According to futures trading, stocks look to open higher today. Still, the major domestic stock market indexes have tracked modestly lower, thus far, this week.

In recent days, new economic data have impacted share prices. Most visibly, softer Producer Price Index (PPI) figures early Tuesday pushed stock prices higher. Strong retail sales numbers released the next day, however, sent markets lower, as they indicated the economy remains fairly strong despite higher interest rates. Tepid jobless claims data, reported on Thursday, added to the selling pressure. Investors worry that sustained consumer spending and economic expansion will keep the Federal Reserve on an aggressive inflation fighting path, further raising short-term interest rates. Today, investors will get a read on existing home sales for the month of October; an easing of activity is expected as mortgage rates remain high. Also, leading economic indicators for the month will be unveiled. Economists look for this measure to show a continuing decline.

Over the past four trading days, the blue-chip Dow Jones Industrial Average has reassumed its lead over the broader Standard & Poor’s 500 and the technology-focused NASDAQ, but not in a decisive manner. In yesterday’s trading, stocks of home building companies displayed marked weakness, on a report of limited new construction. The utilities, transportation, consumer discretionary, real estate, and materials sectors also were visible underperformers. Only technology and energy stocks were able to eke out slight gains. Overall, on light volume, decliners outpaced advancers by almost two to one.

Looking ahead, the results of the mid-term elections point to a divided U.S. Congress. Wall Street likes such a situation, since prospects for major legislation impacting corporations are minimal.

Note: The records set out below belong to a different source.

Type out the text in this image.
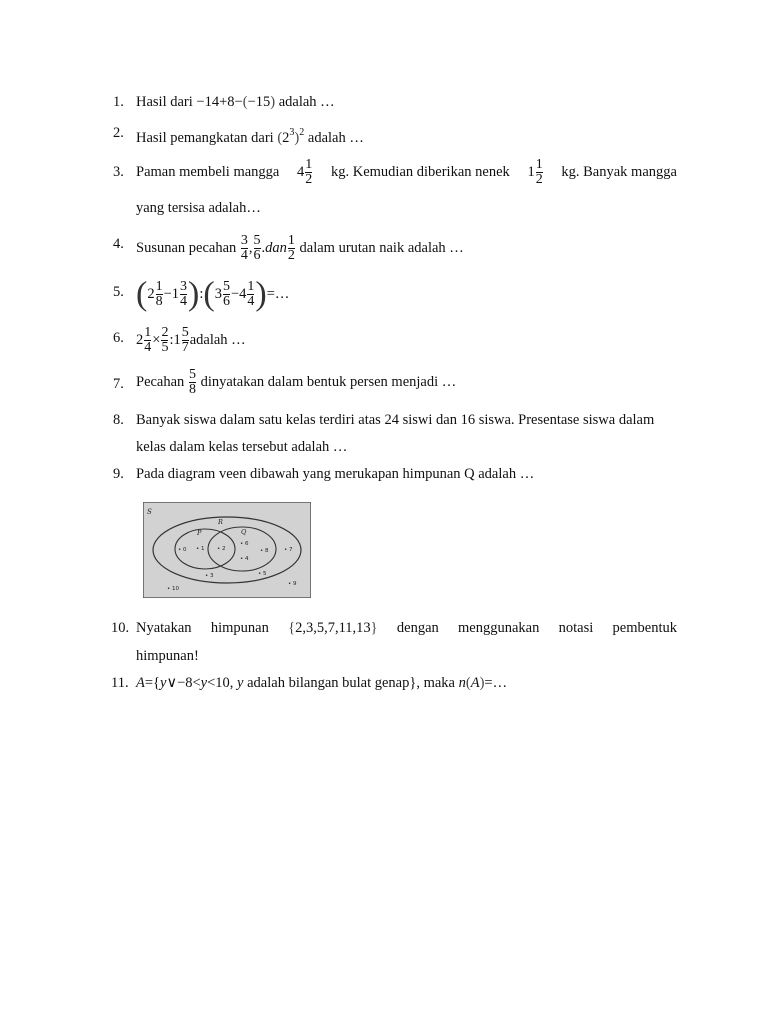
1. Hasil dari −14+8−(−15) adalah …
2. Hasil pemangkatan dari $(2^3)^2$ adalah …
3. Paman membeli mangga $4 \frac{1}{2}$ kg. Kemudian diberikan nenek $1 \frac{1}{2}$ kg. Banyak mangga
yang tersisa adalah…
4. Susunan pecahan $\frac{3}{4}$ , $\frac{5}{6} .dan \frac{1}{2}$ dalam urutan naik adalah …
5. ($2 \frac{1}{8} -1 \frac{3}{4}$ ):(3 $\frac{5}{6} -4 \frac{1}{4}$ )=…
6. $2 \frac{1}{4} \times \frac{2}{5}$ :1 $\frac{5}{7}$ adalah …
7. Pecahan $\frac{5}{8}$ dinyatakan dalam bentuk persen menjadi …
8. Banyak siswa dalam satu kelas terdiri atas 24 siswi dan 16 siswa. Presentase siswa dalam
kelas dalam kelas tersebut adalah …
9. Pada diagram veen dibawah yang merukapan himpunan Q adalah …
S
R
P	Q
• 0 • 1 • 2
• 6
• 8
• 4
• 7
• 3	• 5
• 10
• 9
10. Nyatakan himpunan {2,3,5,7,11,13} dengan menggunakan notasi pembentuk
himpunan!
11. A={y∨−8<y<10, y adalah bilangan bulat genap}, maka n(A)=…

That suggests more stability in the stock market.

Though grabbing the headlines, we believe that stress in the cryptocurrency sector, brought on by the demise of exchange FTX, will not have a meaningful impact on equities, as a whole. Of late, share-price volatility has been relatively tame, but news from companies, good or bad, has the potential to produce significant swings in individual valuations.

Too, should tensions heighten in the political arena, especially in regard to matters surrounding the Russia-Ukraine conflict, Iran’s bellicose undertakings, North Korea missile development, and China’s posturing toward Taiwan, volatility could surge.

Meanwhile, officials of the Federal Reserve continue to provide their thoughts on economic trends, via various public forums, in an effort to be transparent on thinking within the institution, and to keep stock and bond markets reasonably calm. Prior to the upcoming mid-December meeting of its Federal Open Market Committee (FOMC), the central bank will parse new consumer price index and employment data. Even if inflation shows a further deceleration and employment softens, the Fed will probably remain on course, raising interest rates by another 50 to 75 basis points. Another one-quarter of a percentage point hike cannot be ruled out in January. Ultimately, the benchmark Federal Funds rate range could rise to about 5%. At this time, the Fed appears inclined to keep rates at an elevated level through most of 2023, unless the economy falters in a big way.

All considered, we reiterate our advice that investors continue to favor stocks of well-established industry leaders with strong sales, earnings, and cash flow records. - David M. Reimer

At the time of this article’s writing, the author did not have positions in any of the companies mentioned.